There are at the same time other steps we should be taking. Breaking the regime's information blockade, ensuring that we challenge the diet of propaganda on which the North Korean people are raised, through radio broadcasts, smuggling of USB sticks full of information and entertainment, as well as cultural and academic exchanges of various kinds, are all vital. The BBC World Service's plan for a Korean language broadcast is long overdue. Every creative tool to prise open the world's most closed country should be used.

There is, however, one thing that we simply must not do, especially when we know what we know now from the UN's own Commission of Inquiry, and that is to listen to the surprising and saddening appeasement proposed by the World Council of Churches (WCC) in its so-called 'Pyongyang Appeal' last October.
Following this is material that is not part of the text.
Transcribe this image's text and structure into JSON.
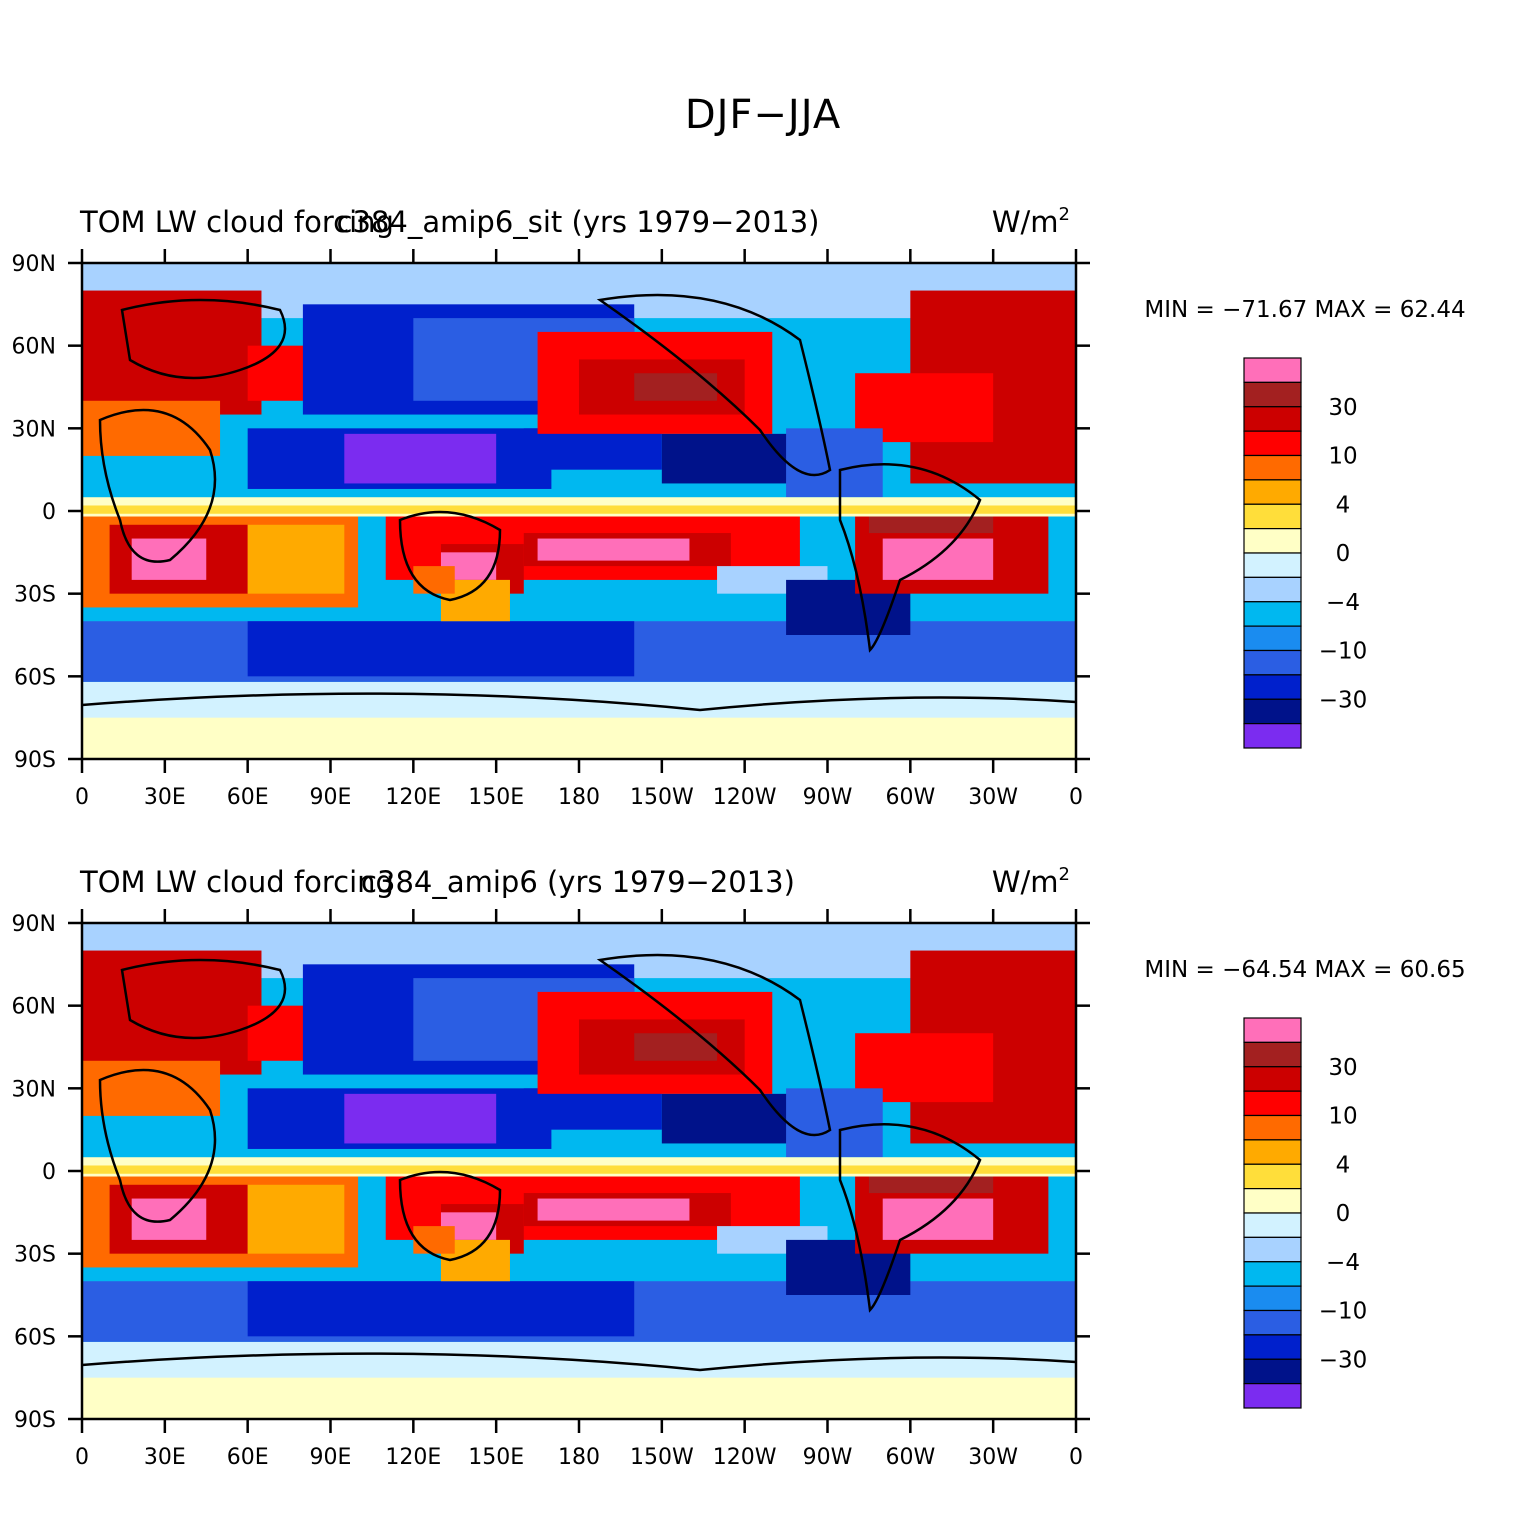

The WCC let down millions of people in the Soviet Union and Eastern Europe during the Cold War with its brazen refusal to speak out about their suffering, and it has done it again.

Their statement called on people to resist "the confrontational misuse of human rights", avoid "the promotion of enemy images" and lift sanctions. It presented North Korea as a victim of Western aggression, albeit one that is "visibly advancing, demonstrating great resilience and self-reliance".

The WCC and their representatives completely failed to say anything about the suffering of the North Korean people, ignored the UN's inquiry completely, and shamefully rejected the idea that Christians are subjected to the most brutal persecution.

While we would agree with some of their recommendations for engagement and indeed have advocated as much, human rights should always be at the centre of any engagement. We cannot turn a blind eye to crimes against humanity.

Seventy years on from the Nuremberg trials, we are facing the need for something comparable. The last surviving prosecutor in Nuremberg, Benjamin Ferencz, recounted in a recent BBC interview how he was dispatched to the Nazi concentration camps to gather evidence. "The preparation was that we had a report," he said, which described people walking as "skeletons" in a "work camp". His job, he said, "was to get in there, get the evidence, and get the hell out of there as fast as possible."

Justice Kirby has done the modern-day equivalent, with one key difference - he was unable, due to the completely inaccessible nature of North Korea's prison camps, to gather first-hand evidence. He has done the next best thing - compiled hundreds' of eyewitness testimony.

Five days after the UN inquiry's report was published we co-authored an article in which we argued that "for this to be simply another shocking report, which is then left to gather dust on a shelf ... would be nothing short of a tragedy".

A year ago, we co-authored an article arguing that we must ensure that the UN inquiry's report "does not sit as a historic text on academics' shelves, but instead serves as a policy manual for imminent implementation". A year on, we reiterate that plea. We hope that by 2017, further reiteration will be unnecessary.

Jose Ramos-Horta is former President of Timor-Leste and Nobel Peace Prize Laureate. Benedict Rogers is East Asia Team Leader at Christian Solidarity Worldwide, and co-founder of the International Coalition to Stop Crimes Against Humanity in North Korea (ICNK).